Prevenção do suicídio. Às vezes a depressão dá a mão ao desespero. A idéia de que seria melhor morrer, inicialmente rejeitada, passa a ser vista como a única saída para um tormento insuportável e sem fim. Algumas frases podem sinalizar o risco de suicídio. O risco se eleva quando coexistem, além da depressão, outras condições, como ansiedade, dor, solidão, perda recente, abuso de álcool, tentativa de suicídio, suicídio de alguém próximo, elaboração de um plano para se matar, carta de despedida, providências desejadas após a morte.
“Dona Ana faz tudo para o marido: faz comida, troca fralda, faz companhia… Mas ele passa todo o tempo falando que quer se matar e que ela tem que ajudá-lo a se matar… Ela nunca reclamou das coisas que tem que fazer por ele.
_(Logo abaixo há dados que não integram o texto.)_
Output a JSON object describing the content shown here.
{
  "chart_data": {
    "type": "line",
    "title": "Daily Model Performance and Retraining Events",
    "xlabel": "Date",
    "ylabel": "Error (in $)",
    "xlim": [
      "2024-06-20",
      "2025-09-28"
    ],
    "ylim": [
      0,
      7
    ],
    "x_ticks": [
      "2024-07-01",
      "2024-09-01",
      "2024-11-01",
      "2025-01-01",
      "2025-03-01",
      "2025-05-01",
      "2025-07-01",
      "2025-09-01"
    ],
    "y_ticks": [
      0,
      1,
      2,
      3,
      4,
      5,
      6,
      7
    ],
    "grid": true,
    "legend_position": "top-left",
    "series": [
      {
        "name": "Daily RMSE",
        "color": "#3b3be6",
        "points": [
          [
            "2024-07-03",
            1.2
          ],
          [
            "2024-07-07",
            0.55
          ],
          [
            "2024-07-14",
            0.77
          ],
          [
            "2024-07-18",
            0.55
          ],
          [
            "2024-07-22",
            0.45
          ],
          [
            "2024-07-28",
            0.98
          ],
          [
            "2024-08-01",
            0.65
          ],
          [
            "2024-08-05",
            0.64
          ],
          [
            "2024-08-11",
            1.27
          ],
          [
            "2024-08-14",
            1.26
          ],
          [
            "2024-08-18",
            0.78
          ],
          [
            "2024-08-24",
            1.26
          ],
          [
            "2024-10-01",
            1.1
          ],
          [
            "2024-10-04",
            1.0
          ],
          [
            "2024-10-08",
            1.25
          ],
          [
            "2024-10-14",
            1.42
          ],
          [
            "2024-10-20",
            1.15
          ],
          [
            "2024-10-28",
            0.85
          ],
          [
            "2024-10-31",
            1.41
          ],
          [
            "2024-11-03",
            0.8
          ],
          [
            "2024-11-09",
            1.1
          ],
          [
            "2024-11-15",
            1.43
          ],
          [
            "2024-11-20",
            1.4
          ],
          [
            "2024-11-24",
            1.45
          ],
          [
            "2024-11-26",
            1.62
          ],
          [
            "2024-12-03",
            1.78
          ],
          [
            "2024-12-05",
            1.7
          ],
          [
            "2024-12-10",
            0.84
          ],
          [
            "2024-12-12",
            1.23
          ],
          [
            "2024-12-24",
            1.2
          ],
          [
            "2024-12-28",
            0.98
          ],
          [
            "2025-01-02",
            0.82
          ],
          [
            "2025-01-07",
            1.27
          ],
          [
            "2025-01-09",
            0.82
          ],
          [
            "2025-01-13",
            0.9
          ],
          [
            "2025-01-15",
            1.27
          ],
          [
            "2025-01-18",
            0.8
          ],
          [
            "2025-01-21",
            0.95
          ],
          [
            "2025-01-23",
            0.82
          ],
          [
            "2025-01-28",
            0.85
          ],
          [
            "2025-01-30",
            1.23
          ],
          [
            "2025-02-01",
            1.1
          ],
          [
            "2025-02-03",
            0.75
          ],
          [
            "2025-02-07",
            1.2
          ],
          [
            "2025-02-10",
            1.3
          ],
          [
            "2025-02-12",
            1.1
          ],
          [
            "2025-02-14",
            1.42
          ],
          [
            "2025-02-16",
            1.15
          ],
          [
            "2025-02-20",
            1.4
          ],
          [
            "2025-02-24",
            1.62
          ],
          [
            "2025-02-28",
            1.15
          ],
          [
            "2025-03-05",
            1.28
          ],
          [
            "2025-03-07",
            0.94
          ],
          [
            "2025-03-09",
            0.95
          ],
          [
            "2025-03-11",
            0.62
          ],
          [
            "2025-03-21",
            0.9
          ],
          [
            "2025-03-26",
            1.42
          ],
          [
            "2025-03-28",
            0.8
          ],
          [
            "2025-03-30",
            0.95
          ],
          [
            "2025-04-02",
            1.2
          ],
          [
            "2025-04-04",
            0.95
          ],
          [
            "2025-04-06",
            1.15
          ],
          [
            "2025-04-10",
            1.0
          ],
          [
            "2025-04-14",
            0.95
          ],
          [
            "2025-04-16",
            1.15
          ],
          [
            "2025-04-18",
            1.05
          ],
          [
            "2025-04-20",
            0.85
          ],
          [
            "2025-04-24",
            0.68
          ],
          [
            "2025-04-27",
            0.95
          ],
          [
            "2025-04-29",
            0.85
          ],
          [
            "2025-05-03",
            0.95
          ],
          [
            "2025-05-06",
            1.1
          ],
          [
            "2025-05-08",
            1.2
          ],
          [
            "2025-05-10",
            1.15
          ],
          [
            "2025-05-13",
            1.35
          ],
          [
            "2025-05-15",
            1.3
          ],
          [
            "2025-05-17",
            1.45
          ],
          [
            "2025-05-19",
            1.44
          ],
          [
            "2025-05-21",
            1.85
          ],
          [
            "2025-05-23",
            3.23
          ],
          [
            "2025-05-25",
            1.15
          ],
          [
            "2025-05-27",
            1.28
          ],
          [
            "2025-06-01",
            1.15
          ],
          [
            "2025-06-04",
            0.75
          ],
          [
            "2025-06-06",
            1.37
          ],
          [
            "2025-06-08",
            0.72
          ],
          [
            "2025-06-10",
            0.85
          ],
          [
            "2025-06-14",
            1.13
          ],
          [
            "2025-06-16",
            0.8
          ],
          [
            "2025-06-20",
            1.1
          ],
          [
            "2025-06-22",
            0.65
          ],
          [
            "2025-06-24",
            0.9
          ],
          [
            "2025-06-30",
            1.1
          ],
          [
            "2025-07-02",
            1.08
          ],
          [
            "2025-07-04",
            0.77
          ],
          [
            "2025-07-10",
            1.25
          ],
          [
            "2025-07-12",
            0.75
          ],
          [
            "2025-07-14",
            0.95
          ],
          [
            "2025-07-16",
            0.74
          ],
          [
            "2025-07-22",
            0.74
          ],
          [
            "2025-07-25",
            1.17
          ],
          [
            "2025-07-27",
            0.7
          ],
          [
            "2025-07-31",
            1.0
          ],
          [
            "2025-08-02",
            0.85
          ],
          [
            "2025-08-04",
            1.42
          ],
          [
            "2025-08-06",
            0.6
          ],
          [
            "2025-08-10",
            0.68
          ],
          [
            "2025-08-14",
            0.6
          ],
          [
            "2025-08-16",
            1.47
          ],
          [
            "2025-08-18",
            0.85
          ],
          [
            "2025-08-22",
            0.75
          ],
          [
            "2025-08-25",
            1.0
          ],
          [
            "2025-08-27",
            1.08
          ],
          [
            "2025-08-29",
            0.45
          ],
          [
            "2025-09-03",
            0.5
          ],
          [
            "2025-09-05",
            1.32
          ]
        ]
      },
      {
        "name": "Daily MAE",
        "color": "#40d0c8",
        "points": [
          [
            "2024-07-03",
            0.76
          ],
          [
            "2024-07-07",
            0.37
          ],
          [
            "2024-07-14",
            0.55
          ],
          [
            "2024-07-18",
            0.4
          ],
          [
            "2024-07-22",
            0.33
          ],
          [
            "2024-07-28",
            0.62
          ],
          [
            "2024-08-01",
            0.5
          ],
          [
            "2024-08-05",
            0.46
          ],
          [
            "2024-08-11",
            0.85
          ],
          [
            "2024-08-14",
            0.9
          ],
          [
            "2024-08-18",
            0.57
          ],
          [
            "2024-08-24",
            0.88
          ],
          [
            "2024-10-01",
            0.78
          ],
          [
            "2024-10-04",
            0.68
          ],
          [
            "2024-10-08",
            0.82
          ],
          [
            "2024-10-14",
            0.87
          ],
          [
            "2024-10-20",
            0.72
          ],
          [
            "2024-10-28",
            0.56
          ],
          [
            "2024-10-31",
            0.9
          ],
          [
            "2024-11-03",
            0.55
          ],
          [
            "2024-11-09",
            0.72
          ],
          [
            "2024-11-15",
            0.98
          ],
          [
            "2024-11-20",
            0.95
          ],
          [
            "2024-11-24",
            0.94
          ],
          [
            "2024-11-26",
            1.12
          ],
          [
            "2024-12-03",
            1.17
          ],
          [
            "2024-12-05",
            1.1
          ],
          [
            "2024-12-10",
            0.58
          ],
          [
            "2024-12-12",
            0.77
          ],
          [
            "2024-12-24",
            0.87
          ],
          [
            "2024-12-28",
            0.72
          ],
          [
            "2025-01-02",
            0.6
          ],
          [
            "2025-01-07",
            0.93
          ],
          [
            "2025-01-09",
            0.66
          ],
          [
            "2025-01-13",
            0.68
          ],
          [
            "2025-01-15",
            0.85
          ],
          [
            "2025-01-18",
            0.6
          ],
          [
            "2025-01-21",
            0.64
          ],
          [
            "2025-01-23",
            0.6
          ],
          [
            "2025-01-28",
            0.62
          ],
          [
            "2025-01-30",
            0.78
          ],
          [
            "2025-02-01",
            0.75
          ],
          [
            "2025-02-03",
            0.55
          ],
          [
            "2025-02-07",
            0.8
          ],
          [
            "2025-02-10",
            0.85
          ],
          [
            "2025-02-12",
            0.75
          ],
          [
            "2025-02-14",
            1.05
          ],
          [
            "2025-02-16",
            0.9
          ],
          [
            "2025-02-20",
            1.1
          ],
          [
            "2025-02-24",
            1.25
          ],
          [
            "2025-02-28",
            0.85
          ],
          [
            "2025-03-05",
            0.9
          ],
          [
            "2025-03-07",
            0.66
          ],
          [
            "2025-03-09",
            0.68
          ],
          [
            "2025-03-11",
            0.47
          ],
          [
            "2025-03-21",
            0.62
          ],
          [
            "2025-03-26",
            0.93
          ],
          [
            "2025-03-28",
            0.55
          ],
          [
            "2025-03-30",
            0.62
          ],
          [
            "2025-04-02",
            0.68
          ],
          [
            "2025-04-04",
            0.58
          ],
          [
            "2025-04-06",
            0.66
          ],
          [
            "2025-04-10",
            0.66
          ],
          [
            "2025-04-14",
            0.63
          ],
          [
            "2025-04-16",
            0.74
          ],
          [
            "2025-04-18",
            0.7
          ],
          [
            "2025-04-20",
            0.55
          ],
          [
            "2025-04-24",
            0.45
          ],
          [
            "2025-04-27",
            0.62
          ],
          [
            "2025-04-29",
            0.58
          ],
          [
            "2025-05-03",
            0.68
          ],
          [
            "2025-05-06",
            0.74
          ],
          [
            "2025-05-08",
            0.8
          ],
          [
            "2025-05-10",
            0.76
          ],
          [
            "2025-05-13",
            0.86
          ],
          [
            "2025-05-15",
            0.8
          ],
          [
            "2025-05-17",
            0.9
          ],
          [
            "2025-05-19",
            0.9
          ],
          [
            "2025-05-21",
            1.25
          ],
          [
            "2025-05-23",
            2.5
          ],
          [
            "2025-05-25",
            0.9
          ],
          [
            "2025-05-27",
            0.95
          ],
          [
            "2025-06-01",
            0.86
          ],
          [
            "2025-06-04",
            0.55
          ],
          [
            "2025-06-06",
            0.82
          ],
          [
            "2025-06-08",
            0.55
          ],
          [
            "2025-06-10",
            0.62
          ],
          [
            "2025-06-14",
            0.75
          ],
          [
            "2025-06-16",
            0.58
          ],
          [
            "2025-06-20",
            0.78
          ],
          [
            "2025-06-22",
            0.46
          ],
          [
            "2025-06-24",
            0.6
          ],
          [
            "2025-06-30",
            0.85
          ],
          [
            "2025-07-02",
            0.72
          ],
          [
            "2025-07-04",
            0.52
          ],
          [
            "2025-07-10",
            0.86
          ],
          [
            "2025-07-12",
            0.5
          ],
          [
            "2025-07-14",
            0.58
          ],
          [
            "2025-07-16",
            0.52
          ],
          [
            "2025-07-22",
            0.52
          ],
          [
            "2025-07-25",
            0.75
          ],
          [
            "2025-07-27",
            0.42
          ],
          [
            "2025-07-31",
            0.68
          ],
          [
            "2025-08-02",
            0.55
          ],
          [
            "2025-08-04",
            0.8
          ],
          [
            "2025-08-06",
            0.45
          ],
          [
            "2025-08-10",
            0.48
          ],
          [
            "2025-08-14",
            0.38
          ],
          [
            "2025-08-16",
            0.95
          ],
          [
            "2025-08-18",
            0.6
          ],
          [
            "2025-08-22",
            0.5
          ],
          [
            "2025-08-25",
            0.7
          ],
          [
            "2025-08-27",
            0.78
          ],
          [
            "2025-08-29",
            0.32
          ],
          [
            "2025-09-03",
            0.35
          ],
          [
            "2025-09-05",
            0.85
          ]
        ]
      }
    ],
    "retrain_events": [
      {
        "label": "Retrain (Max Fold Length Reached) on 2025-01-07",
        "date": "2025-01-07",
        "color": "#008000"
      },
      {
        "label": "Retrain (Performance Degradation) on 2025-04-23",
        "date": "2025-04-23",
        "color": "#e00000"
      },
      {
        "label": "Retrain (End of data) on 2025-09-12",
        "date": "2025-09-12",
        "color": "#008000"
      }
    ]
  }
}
O que a deixa mal é ele não querer continuar, é ele querer desistir, apesar de tudo o que ela faz por ele…”
Diante de qualquer dúvida, avise o médico se intuir um risco de suicídio e converse com ele sobre como lidar com a situação. É melhor dividir suas preocupações e não carregar esse peso sozinho. De modo geral, é preciso redobrar a atenção e cuidados dedicados ao doente, não o deixar só e mantê-lo afastado dos meios de suicídio, como, por exemplo, venenos e armas de fogo.